En matière de libéralisation, la Hongrie a joué le rôle de premier de la classe, énervant d’autant plus les « moins bons », qu’elle a fait tous ses devoirs avant même qu’il le lui soit demandé. Devançant les demandes de l’UE, Budapest a entamé en effet, au milieu des années quatre-vingt-dix, le démantèlement systématique du secteur étatisé du gaz et de l’électricité. En ce qui concerne l’électricité, la partie production de l’énergie est passée totalement aux mains du privé, à l’exception notable de Paks, l’unique centrale nucléaire hongroise. À l’autre bout de la chaîne, six compagnies privées de distribution de l’électricité se partagent le territoire.

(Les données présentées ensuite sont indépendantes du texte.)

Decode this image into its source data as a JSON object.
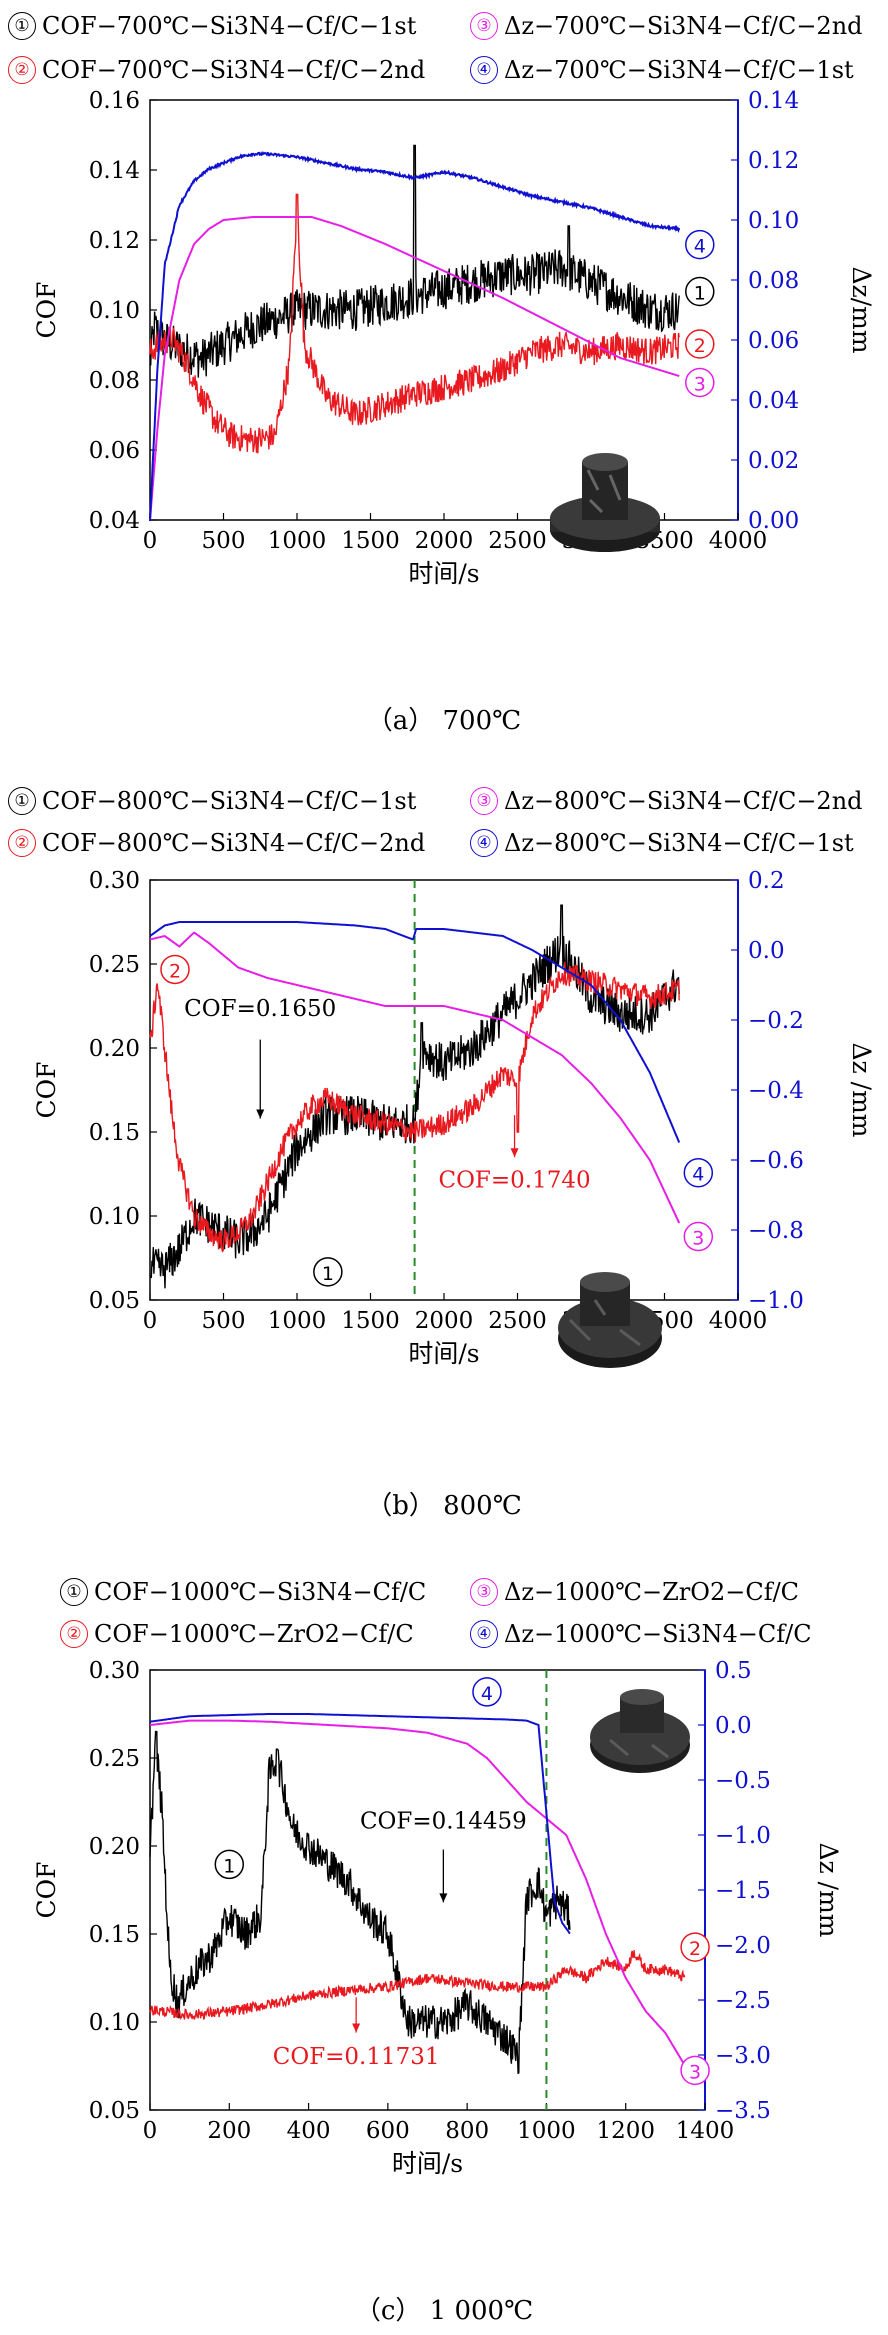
{
  "chart_data": [
    {
      "type": "line",
      "caption": "（a） 700℃",
      "xlabel": "时间/s",
      "ylabel": "COF",
      "y2label": "Δz/mm",
      "xlim": [
        0,
        4000
      ],
      "ylim": [
        0.04,
        0.16
      ],
      "y2lim": [
        0.0,
        0.14
      ],
      "xticks": [
        "0",
        "500",
        "1000",
        "1500",
        "2000",
        "2500",
        "3000",
        "3500",
        "4000"
      ],
      "yticks": [
        "0.04",
        "0.06",
        "0.08",
        "0.10",
        "0.12",
        "0.14",
        "0.16"
      ],
      "y2ticks": [
        "0.00",
        "0.02",
        "0.04",
        "0.06",
        "0.08",
        "0.10",
        "0.12",
        "0.14"
      ],
      "legend": [
        {
          "num": "①",
          "label": "COF−700℃−Si3N4−Cf/C−1st",
          "color": "#000000"
        },
        {
          "num": "②",
          "label": "COF−700℃−Si3N4−Cf/C−2nd",
          "color": "#e8191f"
        },
        {
          "num": "③",
          "label": "Δz−700℃−Si3N4−Cf/C−2nd",
          "color": "#e61ee6"
        },
        {
          "num": "④",
          "label": "Δz−700℃−Si3N4−Cf/C−1st",
          "color": "#1010d0"
        }
      ],
      "series": [
        {
          "axis": "left",
          "color": "#000000",
          "noise": 0.006,
          "x": [
            0,
            30,
            80,
            150,
            250,
            350,
            500,
            700,
            900,
            1000,
            1200,
            1400,
            1600,
            1800,
            2000,
            2200,
            2400,
            2600,
            2800,
            3000,
            3200,
            3400,
            3600
          ],
          "y": [
            0.085,
            0.095,
            0.092,
            0.09,
            0.088,
            0.086,
            0.09,
            0.095,
            0.098,
            0.1,
            0.1,
            0.1,
            0.102,
            0.104,
            0.106,
            0.108,
            0.11,
            0.11,
            0.112,
            0.108,
            0.104,
            0.1,
            0.1
          ],
          "spikes": [
            [
              1800,
              0.147
            ],
            [
              2850,
              0.124
            ]
          ]
        },
        {
          "axis": "left",
          "color": "#e8191f",
          "noise": 0.004,
          "x": [
            0,
            50,
            150,
            250,
            350,
            450,
            550,
            650,
            750,
            850,
            950,
            1000,
            1050,
            1200,
            1400,
            1600,
            1800,
            2000,
            2200,
            2400,
            2600,
            2800,
            3000,
            3200,
            3400,
            3600
          ],
          "y": [
            0.088,
            0.09,
            0.092,
            0.085,
            0.075,
            0.068,
            0.064,
            0.063,
            0.063,
            0.064,
            0.085,
            0.13,
            0.09,
            0.075,
            0.07,
            0.073,
            0.076,
            0.078,
            0.08,
            0.083,
            0.088,
            0.09,
            0.088,
            0.09,
            0.088,
            0.09
          ],
          "spikes": [
            [
              1000,
              0.133
            ]
          ]
        },
        {
          "axis": "right",
          "color": "#e61ee6",
          "noise": 0.0,
          "x": [
            0,
            50,
            100,
            200,
            300,
            400,
            500,
            700,
            900,
            1100,
            1300,
            1600,
            2000,
            2400,
            2800,
            3200,
            3600
          ],
          "y": [
            0.0,
            0.03,
            0.055,
            0.08,
            0.092,
            0.097,
            0.1,
            0.101,
            0.101,
            0.101,
            0.098,
            0.092,
            0.083,
            0.074,
            0.064,
            0.054,
            0.048
          ]
        },
        {
          "axis": "right",
          "color": "#1010d0",
          "noise": 0.0004,
          "x": [
            0,
            50,
            100,
            200,
            300,
            400,
            500,
            600,
            700,
            800,
            1000,
            1200,
            1400,
            1600,
            1800,
            2000,
            2200,
            2400,
            2600,
            2800,
            3000,
            3200,
            3400,
            3600
          ],
          "y": [
            0.0,
            0.05,
            0.085,
            0.105,
            0.113,
            0.117,
            0.119,
            0.121,
            0.122,
            0.122,
            0.121,
            0.119,
            0.117,
            0.116,
            0.114,
            0.116,
            0.114,
            0.111,
            0.108,
            0.106,
            0.104,
            0.101,
            0.098,
            0.097
          ]
        }
      ],
      "annotations": [
        {
          "text": "①",
          "color": "#000000",
          "x": 3740,
          "y": 0.103,
          "axis": "left"
        },
        {
          "text": "②",
          "color": "#e8191f",
          "x": 3740,
          "y": 0.088,
          "axis": "left"
        },
        {
          "text": "③",
          "color": "#e61ee6",
          "x": 3740,
          "y": 0.077,
          "axis": "left"
        },
        {
          "text": "④",
          "color": "#1010d0",
          "x": 3740,
          "y": 0.1164,
          "axis": "left"
        }
      ],
      "vline": null
    },
    {
      "type": "line",
      "caption": "（b） 800℃",
      "xlabel": "时间/s",
      "ylabel": "COF",
      "y2label": "Δz /mm",
      "xlim": [
        0,
        4000
      ],
      "ylim": [
        0.05,
        0.3
      ],
      "y2lim": [
        -1.0,
        0.2
      ],
      "xticks": [
        "0",
        "500",
        "1000",
        "1500",
        "2000",
        "2500",
        "3000",
        "3500",
        "4000"
      ],
      "yticks": [
        "0.05",
        "0.10",
        "0.15",
        "0.20",
        "0.25",
        "0.30"
      ],
      "y2ticks": [
        "−1.0",
        "−0.8",
        "−0.6",
        "−0.4",
        "−0.2",
        "0.0",
        "0.2"
      ],
      "legend": [
        {
          "num": "①",
          "label": "COF−800℃−Si3N4−Cf/C−1st",
          "color": "#000000"
        },
        {
          "num": "②",
          "label": "COF−800℃−Si3N4−Cf/C−2nd",
          "color": "#e8191f"
        },
        {
          "num": "③",
          "label": "Δz−800℃−Si3N4−Cf/C−2nd",
          "color": "#e61ee6"
        },
        {
          "num": "④",
          "label": "Δz−800℃−Si3N4−Cf/C−1st",
          "color": "#1010d0"
        }
      ],
      "series": [
        {
          "axis": "left",
          "color": "#000000",
          "noise": 0.012,
          "x": [
            0,
            100,
            200,
            300,
            400,
            500,
            600,
            700,
            800,
            900,
            1000,
            1100,
            1200,
            1400,
            1600,
            1800,
            1850,
            2000,
            2200,
            2400,
            2600,
            2800,
            3000,
            3200,
            3400,
            3600
          ],
          "y": [
            0.07,
            0.068,
            0.08,
            0.1,
            0.095,
            0.09,
            0.085,
            0.09,
            0.1,
            0.12,
            0.14,
            0.15,
            0.16,
            0.16,
            0.155,
            0.155,
            0.2,
            0.19,
            0.2,
            0.22,
            0.24,
            0.26,
            0.23,
            0.22,
            0.22,
            0.24
          ],
          "spikes": [
            [
              1850,
              0.215
            ],
            [
              2800,
              0.285
            ]
          ]
        },
        {
          "axis": "left",
          "color": "#e8191f",
          "noise": 0.007,
          "x": [
            0,
            50,
            100,
            150,
            200,
            300,
            400,
            500,
            600,
            700,
            800,
            900,
            1000,
            1100,
            1200,
            1400,
            1600,
            1800,
            2000,
            2200,
            2400,
            2500,
            2600,
            2800,
            3000,
            3200,
            3400,
            3600
          ],
          "y": [
            0.2,
            0.24,
            0.2,
            0.16,
            0.13,
            0.1,
            0.09,
            0.085,
            0.09,
            0.1,
            0.12,
            0.14,
            0.155,
            0.165,
            0.17,
            0.16,
            0.155,
            0.15,
            0.155,
            0.165,
            0.185,
            0.18,
            0.22,
            0.245,
            0.24,
            0.235,
            0.23,
            0.235
          ],
          "spikes": [
            [
              2500,
              0.15
            ]
          ]
        },
        {
          "axis": "right",
          "color": "#e61ee6",
          "noise": 0.0,
          "x": [
            0,
            100,
            200,
            300,
            400,
            600,
            800,
            1000,
            1200,
            1400,
            1600,
            1800,
            2000,
            2200,
            2400,
            2600,
            2800,
            3000,
            3200,
            3400,
            3600
          ],
          "y": [
            0.03,
            0.04,
            0.01,
            0.05,
            0.02,
            -0.05,
            -0.08,
            -0.1,
            -0.12,
            -0.14,
            -0.16,
            -0.16,
            -0.16,
            -0.18,
            -0.2,
            -0.25,
            -0.3,
            -0.38,
            -0.48,
            -0.6,
            -0.78
          ]
        },
        {
          "axis": "right",
          "color": "#1010d0",
          "noise": 0.0,
          "x": [
            0,
            100,
            200,
            300,
            500,
            800,
            1000,
            1200,
            1400,
            1600,
            1790,
            1810,
            1900,
            2000,
            2200,
            2400,
            2600,
            2800,
            3000,
            3200,
            3400,
            3600
          ],
          "y": [
            0.04,
            0.07,
            0.08,
            0.08,
            0.08,
            0.08,
            0.08,
            0.075,
            0.07,
            0.06,
            0.03,
            0.06,
            0.06,
            0.06,
            0.05,
            0.04,
            0.0,
            -0.05,
            -0.1,
            -0.2,
            -0.35,
            -0.55
          ]
        }
      ],
      "annotations": [
        {
          "text": "①",
          "color": "#000000",
          "x": 1210,
          "y": 0.062,
          "axis": "left"
        },
        {
          "text": "②",
          "color": "#e8191f",
          "x": 170,
          "y": 0.242,
          "axis": "left"
        },
        {
          "text": "③",
          "color": "#e61ee6",
          "x": 3730,
          "y": 0.083,
          "axis": "left"
        },
        {
          "text": "④",
          "color": "#1010d0",
          "x": 3730,
          "y": 0.121,
          "axis": "left"
        },
        {
          "text": "COF=0.1650",
          "color": "#000000",
          "x": 750,
          "y": 0.219,
          "axis": "left",
          "arrowTo": 0.158,
          "arrowFrom": 0.205
        },
        {
          "text": "COF=0.1740",
          "color": "#e8191f",
          "x": 2480,
          "y": 0.117,
          "axis": "left",
          "arrowTo": 0.135,
          "arrowFrom": 0.16
        }
      ],
      "vline": 1800
    },
    {
      "type": "line",
      "caption": "（c） 1 000℃",
      "xlabel": "时间/s",
      "ylabel": "COF",
      "y2label": "Δz /mm",
      "xlim": [
        0,
        1400
      ],
      "ylim": [
        0.05,
        0.3
      ],
      "y2lim": [
        -3.5,
        0.5
      ],
      "xticks": [
        "0",
        "200",
        "400",
        "600",
        "800",
        "1000",
        "1200",
        "1400"
      ],
      "yticks": [
        "0.05",
        "0.10",
        "0.15",
        "0.20",
        "0.25",
        "0.30"
      ],
      "y2ticks": [
        "−3.5",
        "−3.0",
        "−2.5",
        "−2.0",
        "−1.5",
        "−1.0",
        "−0.5",
        "0.0",
        "0.5"
      ],
      "legend": [
        {
          "num": "①",
          "label": "COF−1000℃−Si3N4−Cf/C",
          "color": "#000000"
        },
        {
          "num": "②",
          "label": "COF−1000℃−ZrO2−Cf/C",
          "color": "#e8191f"
        },
        {
          "num": "③",
          "label": "Δz−1000℃−ZrO2−Cf/C",
          "color": "#e61ee6"
        },
        {
          "num": "④",
          "label": "Δz−1000℃−Si3N4−Cf/C",
          "color": "#1010d0"
        }
      ],
      "series": [
        {
          "axis": "left",
          "color": "#000000",
          "noise": 0.01,
          "x": [
            0,
            15,
            30,
            50,
            70,
            90,
            120,
            160,
            200,
            240,
            280,
            300,
            320,
            360,
            400,
            450,
            500,
            550,
            600,
            650,
            700,
            750,
            800,
            850,
            900,
            930,
            950,
            980,
            1000,
            1030,
            1060
          ],
          "y": [
            0.2,
            0.26,
            0.22,
            0.13,
            0.11,
            0.12,
            0.13,
            0.14,
            0.16,
            0.15,
            0.16,
            0.24,
            0.25,
            0.21,
            0.2,
            0.19,
            0.18,
            0.16,
            0.15,
            0.1,
            0.1,
            0.1,
            0.11,
            0.1,
            0.09,
            0.08,
            0.17,
            0.18,
            0.16,
            0.17,
            0.16
          ],
          "spikes": [
            [
              15,
              0.265
            ],
            [
              320,
              0.255
            ]
          ]
        },
        {
          "axis": "left",
          "color": "#e8191f",
          "noise": 0.003,
          "x": [
            0,
            100,
            200,
            300,
            400,
            500,
            600,
            700,
            800,
            900,
            1000,
            1050,
            1100,
            1150,
            1200,
            1220,
            1250,
            1300,
            1350
          ],
          "y": [
            0.107,
            0.104,
            0.106,
            0.11,
            0.115,
            0.118,
            0.12,
            0.125,
            0.122,
            0.12,
            0.12,
            0.13,
            0.125,
            0.135,
            0.13,
            0.14,
            0.13,
            0.13,
            0.125
          ]
        },
        {
          "axis": "right",
          "color": "#e61ee6",
          "noise": 0.0,
          "x": [
            0,
            100,
            200,
            300,
            400,
            500,
            600,
            700,
            800,
            850,
            900,
            950,
            1000,
            1050,
            1100,
            1150,
            1200,
            1250,
            1300,
            1350
          ],
          "y": [
            0.0,
            0.04,
            0.04,
            0.03,
            0.01,
            -0.01,
            -0.03,
            -0.07,
            -0.17,
            -0.3,
            -0.5,
            -0.7,
            -0.85,
            -1.0,
            -1.4,
            -1.9,
            -2.3,
            -2.6,
            -2.8,
            -3.1
          ]
        },
        {
          "axis": "right",
          "color": "#1010d0",
          "noise": 0.0,
          "x": [
            0,
            100,
            200,
            300,
            400,
            500,
            600,
            700,
            800,
            900,
            950,
            980,
            1000,
            1020,
            1040,
            1060
          ],
          "y": [
            0.03,
            0.08,
            0.09,
            0.1,
            0.1,
            0.09,
            0.08,
            0.07,
            0.06,
            0.05,
            0.04,
            0.0,
            -0.8,
            -1.6,
            -1.8,
            -1.9
          ]
        }
      ],
      "annotations": [
        {
          "text": "①",
          "color": "#000000",
          "x": 200,
          "y": 0.185,
          "axis": "left"
        },
        {
          "text": "②",
          "color": "#e8191f",
          "x": 1375,
          "y": 0.138,
          "axis": "left"
        },
        {
          "text": "③",
          "color": "#e61ee6",
          "x": 1375,
          "y": 0.068,
          "axis": "left"
        },
        {
          "text": "④",
          "color": "#1010d0",
          "x": 850,
          "y": 0.283,
          "axis": "left"
        },
        {
          "text": "COF=0.14459",
          "color": "#000000",
          "x": 740,
          "y": 0.21,
          "axis": "left",
          "arrowTo": 0.168,
          "arrowFrom": 0.198
        },
        {
          "text": "COF=0.11731",
          "color": "#e8191f",
          "x": 520,
          "y": 0.076,
          "axis": "left",
          "arrowTo": 0.094,
          "arrowFrom": 0.114
        }
      ],
      "vline": 1000
    }
  ]
}
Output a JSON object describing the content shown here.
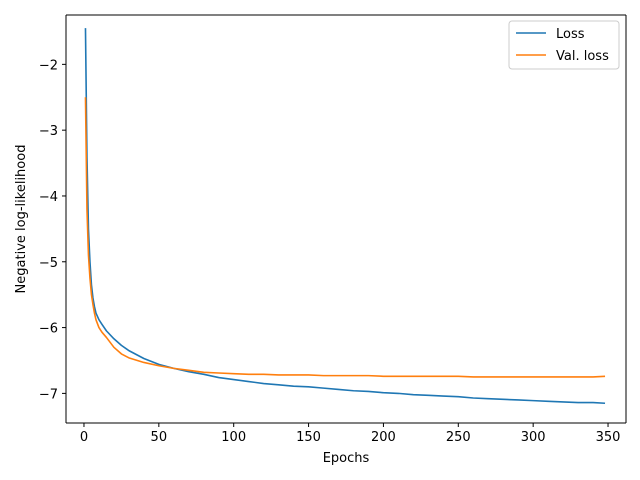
{
  "chart_data": {
    "type": "line",
    "xlabel": "Epochs",
    "ylabel": "Negative log-likelihood",
    "xlim": [
      -12,
      362
    ],
    "ylim": [
      -7.45,
      -1.25
    ],
    "xticks": [
      0,
      50,
      100,
      150,
      200,
      250,
      300,
      350
    ],
    "yticks": [
      -7,
      -6,
      -5,
      -4,
      -3,
      -2
    ],
    "ytick_labels": [
      "−7",
      "−6",
      "−5",
      "−4",
      "−3",
      "−2"
    ],
    "grid": false,
    "legend_position": "top-right",
    "series": [
      {
        "name": "Loss",
        "color": "#1f77b4",
        "x": [
          1,
          2,
          3,
          4,
          5,
          6,
          7,
          8,
          10,
          12,
          15,
          20,
          25,
          30,
          40,
          50,
          60,
          70,
          80,
          90,
          100,
          110,
          120,
          130,
          140,
          150,
          160,
          170,
          180,
          190,
          200,
          210,
          220,
          230,
          240,
          250,
          260,
          270,
          280,
          290,
          300,
          310,
          320,
          330,
          340,
          348
        ],
        "y": [
          -1.45,
          -3.4,
          -4.5,
          -5.0,
          -5.35,
          -5.55,
          -5.68,
          -5.78,
          -5.88,
          -5.95,
          -6.05,
          -6.17,
          -6.27,
          -6.35,
          -6.47,
          -6.56,
          -6.62,
          -6.67,
          -6.71,
          -6.76,
          -6.79,
          -6.82,
          -6.85,
          -6.87,
          -6.89,
          -6.9,
          -6.92,
          -6.94,
          -6.96,
          -6.97,
          -6.99,
          -7.0,
          -7.02,
          -7.03,
          -7.04,
          -7.05,
          -7.07,
          -7.08,
          -7.09,
          -7.1,
          -7.11,
          -7.12,
          -7.13,
          -7.14,
          -7.14,
          -7.15
        ]
      },
      {
        "name": "Val. loss",
        "color": "#ff7f0e",
        "x": [
          1,
          2,
          3,
          4,
          5,
          6,
          7,
          8,
          10,
          12,
          15,
          20,
          25,
          30,
          40,
          50,
          60,
          70,
          80,
          90,
          100,
          110,
          120,
          130,
          140,
          150,
          160,
          170,
          180,
          190,
          200,
          210,
          220,
          230,
          240,
          250,
          260,
          270,
          280,
          290,
          300,
          310,
          320,
          330,
          340,
          348
        ],
        "y": [
          -2.5,
          -4.2,
          -4.9,
          -5.25,
          -5.5,
          -5.65,
          -5.78,
          -5.88,
          -6.0,
          -6.07,
          -6.15,
          -6.3,
          -6.4,
          -6.46,
          -6.53,
          -6.58,
          -6.62,
          -6.65,
          -6.68,
          -6.69,
          -6.7,
          -6.71,
          -6.71,
          -6.72,
          -6.72,
          -6.72,
          -6.73,
          -6.73,
          -6.73,
          -6.73,
          -6.74,
          -6.74,
          -6.74,
          -6.74,
          -6.74,
          -6.74,
          -6.75,
          -6.75,
          -6.75,
          -6.75,
          -6.75,
          -6.75,
          -6.75,
          -6.75,
          -6.75,
          -6.74
        ]
      }
    ]
  }
}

L’État hongrois tente bien d’expliquer qu’il reste actionnaire à hauteur de 1 % des sociétés de production d’électricité, mais il n’est pas très crédible quand il affirme que la détention de cette action spécifique lui donne un droit de regard sur les activités. Il argue aussi qu’un système dit hybride force encore les producteurs (par le biais de contrats à long terme signés dans les années quatre-vingt-dix) à vendre à MVM, fournisseur encore sous contrôle public. Enfin, il se défend que les consommateurs restent protégés par l’Office hongrois à l’énergie qui peut encore contrôler les prix à la distribution au grand public, l’État subventionnant encore en partie la consommation des particuliers.

Mais si les hausses sont déjà sensibles, plus rien de tout cela n’existera l’an prochain. Et la pilule risque d’être particulièrement amer, en juillet 2007, moment où le marché doit être totalement libéralisé pour les particuliers dans toute l’UE. À la demande de la Commission, la Hongrie devra alors supprimer « l’action spécifique de 1 % », ainsi que le système hybride et les subventions à la consommation.